Abél Tesfaye wymyślił postać gwiezdnego chłopca, jednak wbrew pozorom nie uczynił go motywem przewodnim tej płyty. Stworzył mu za to dziewczynę - "Stargirl Interlude" z udziałem Lany Del Rey to naprawdę urzekający numer.
"Starboy", oprócz znaku rozpoznawczego artysty, w postaci świeżego brzmienia r&b, posiada sporo nierówności.

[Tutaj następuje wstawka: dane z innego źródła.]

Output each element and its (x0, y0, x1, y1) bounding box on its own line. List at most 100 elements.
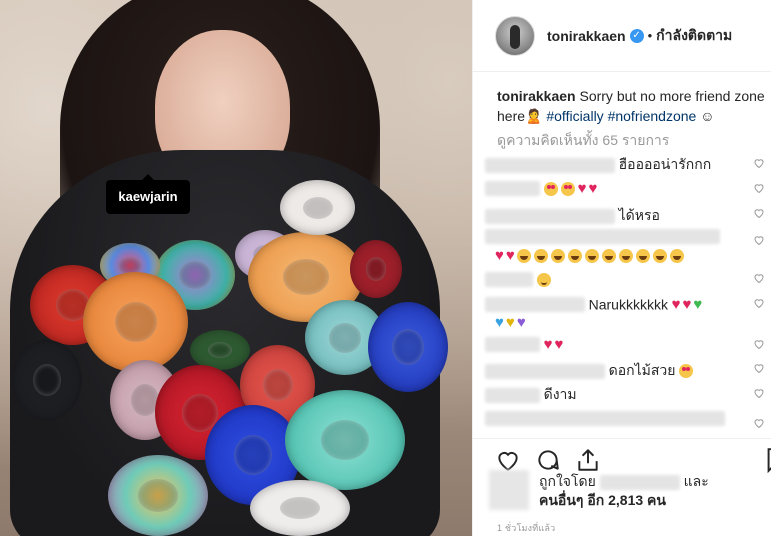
post-photo[interactable]: kaewjarin (0, 0, 472, 536)
comment-text: ดีงาม (543, 386, 577, 402)
red-heart-icon: ♥ (682, 296, 692, 314)
comment-username-redacted[interactable] (485, 208, 615, 224)
comment-item (485, 410, 765, 427)
comment-username-redacted[interactable] (485, 181, 540, 197)
share-icon (578, 449, 598, 471)
rose (350, 240, 402, 298)
red-heart-icon: ♥ (543, 336, 553, 354)
post-header: tonirakkaen ✓ • กำลังติดตาม (473, 0, 771, 72)
comment-emoji-line: ♥ ♥ (495, 247, 771, 264)
rose (83, 272, 188, 372)
header-username[interactable]: tonirakkaen (547, 28, 626, 44)
laugh-emoji-icon (533, 248, 548, 263)
bookmark-icon (767, 448, 771, 474)
verified-badge-icon: ✓ (629, 28, 644, 43)
others-count: 2,813 (608, 492, 644, 508)
rose (12, 340, 82, 420)
love-eyes-emoji-icon (679, 364, 694, 378)
rose (108, 455, 208, 536)
comment-text: ฮืออออน่ารักกก (618, 156, 712, 172)
save-button[interactable] (761, 447, 771, 474)
comment-text: ได้หรอ (618, 207, 660, 223)
header-separator: • (647, 28, 653, 43)
caption-trailing-emoji: ☺ (700, 108, 715, 124)
like-comment-icon[interactable] (753, 182, 765, 194)
red-heart-icon: ♥ (671, 296, 681, 314)
share-button[interactable] (575, 447, 601, 473)
laugh-emoji-icon (635, 248, 650, 263)
comment-item (485, 228, 765, 245)
comment-item: ดีงาม (485, 384, 765, 406)
like-comment-icon[interactable] (753, 234, 765, 246)
laugh-emoji-icon (584, 248, 599, 263)
love-eyes-emoji-icon (560, 181, 575, 196)
comment-emoji-line: ♥ ♥ ♥ (495, 314, 771, 331)
laugh-emoji-icon (516, 248, 531, 263)
post-details-panel: tonirakkaen ✓ • กำลังติดตาม tonirakkaen … (472, 0, 771, 536)
like-comment-icon[interactable] (753, 387, 765, 399)
red-heart-icon: ♥ (588, 180, 598, 198)
caption-emoji: 🙎 (525, 108, 543, 124)
laugh-emoji-icon (669, 248, 684, 263)
blue-heart-icon: ♥ (495, 314, 504, 332)
liker-username-redacted[interactable] (599, 474, 680, 490)
laugh-emoji-icon (550, 248, 565, 263)
view-all-comments-link[interactable]: ดูความคิดเห็นทั้ง 65 รายการ (497, 130, 669, 152)
purple-heart-icon: ♥ (516, 314, 526, 332)
comment-text: ดอกไม้สวย (608, 362, 676, 378)
comment-button[interactable] (535, 447, 561, 473)
comment-username-redacted[interactable] (485, 363, 605, 379)
following-button[interactable]: กำลังติดตาม (656, 25, 732, 47)
hashtag-link[interactable]: #nofriendzone (608, 108, 697, 124)
rose (250, 480, 350, 536)
like-comment-icon[interactable] (753, 362, 765, 374)
like-comment-icon[interactable] (753, 338, 765, 350)
others-prefix: คนอื่นๆ อีก (539, 492, 605, 508)
rose (190, 330, 250, 370)
comment-item: ได้หรอ (485, 205, 765, 227)
comment-username-redacted[interactable] (485, 229, 720, 245)
liker-avatar-redacted[interactable] (489, 470, 529, 510)
like-comment-icon[interactable] (753, 207, 765, 219)
comment-username-redacted[interactable] (485, 297, 585, 313)
comment-item: ดอกไม้สวย (485, 360, 765, 382)
smile-emoji-icon (536, 272, 551, 287)
comment-icon (538, 450, 559, 470)
laugh-emoji-icon (567, 248, 582, 263)
like-comment-icon[interactable] (753, 417, 765, 429)
red-heart-icon: ♥ (554, 336, 564, 354)
comment-username-redacted[interactable] (485, 272, 533, 288)
liked-by-label: ถูกใจโดย (539, 473, 596, 489)
hashtag-link[interactable]: #officially (546, 108, 603, 124)
avatar[interactable] (495, 15, 535, 56)
rose (285, 390, 405, 490)
rose (280, 180, 355, 235)
post-timestamp[interactable]: 1 ชั่วโมงที่แล้ว (497, 521, 555, 535)
like-comment-icon[interactable] (753, 272, 765, 284)
others-suffix: คน (647, 492, 666, 508)
laugh-emoji-icon (601, 248, 616, 263)
comment-item: Narukkkkkkk ♥ ♥ ♥ (485, 296, 765, 313)
caption-username[interactable]: tonirakkaen (497, 88, 576, 104)
likes-summary: ถูกใจโดย และ คนอื่นๆ อีก 2,813 คน (489, 470, 757, 510)
comment-item: ฮืออออน่ารักกก (485, 154, 765, 176)
comment-username-redacted[interactable] (485, 337, 540, 353)
post-caption: tonirakkaen Sorry but no more friend zon… (497, 86, 767, 126)
green-heart-icon: ♥ (693, 296, 703, 314)
comment-item: ♥ ♥ (485, 180, 765, 197)
comment-item (485, 271, 765, 288)
red-heart-icon: ♥ (577, 180, 587, 198)
others-likes-link[interactable]: คนอื่นๆ อีก 2,813 คน (497, 491, 757, 510)
comment-username-redacted[interactable] (485, 387, 540, 403)
like-comment-icon[interactable] (753, 297, 765, 309)
comment-username-redacted[interactable] (485, 411, 725, 427)
comment-username-redacted[interactable] (485, 157, 615, 173)
red-heart-icon: ♥ (495, 247, 504, 265)
comment-item: ♥ ♥ (485, 336, 765, 353)
comment-text: Narukkkkkkk (588, 296, 668, 313)
laugh-emoji-icon (618, 248, 633, 263)
user-tag-label[interactable]: kaewjarin (106, 174, 190, 214)
red-heart-icon: ♥ (505, 247, 515, 265)
like-comment-icon[interactable] (753, 157, 765, 169)
rose (368, 302, 448, 392)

I tak, obok świetnego tanecznego "Rockin’" mamy "Nothing Without You", kompozycję przekombinowaną i męczącą. Świeży bit w "Six Feet Under" obok klasycznej nudnawej ballady "True Colors". Przekopując się przez ten miszmasz znajdziemy perełki, takie jak utwory nawiązujące do brzmienia rodem z lat osiemdziesiątych - pośrednio, tak jak "A Lonely Night", z chwytliwą melodią, do którego miło będzie powracać, i bezpośrednio, jak "Secrets", w którym pojawia się sampel utworu "Pale Shelter" z repertuaru Tears For Fears.
Album otwiera i zamyka duet Daft Punk. O ile pierwszy z utworów, w którym udział wzięli Francuzi, czyli kawałek tytułowy, jest jedynie przyzwoity, tak drugi, zatytułowany "I Feel It Coming", to jeden z najlepszych na całym albumie, w lekko funkowym, bujającym klimacie. Niestety koniec końców, wszystkie elementy tworzące ten niemal siedemdziesięciominutowy album zebrane razem tworzą niejednorodny zbiór piosenek, z których kilka nie musiało się tu wcale pojawiać. Warto jednak przysłuchać się uważnie, by wyłuskać te co bardziej wartościowe.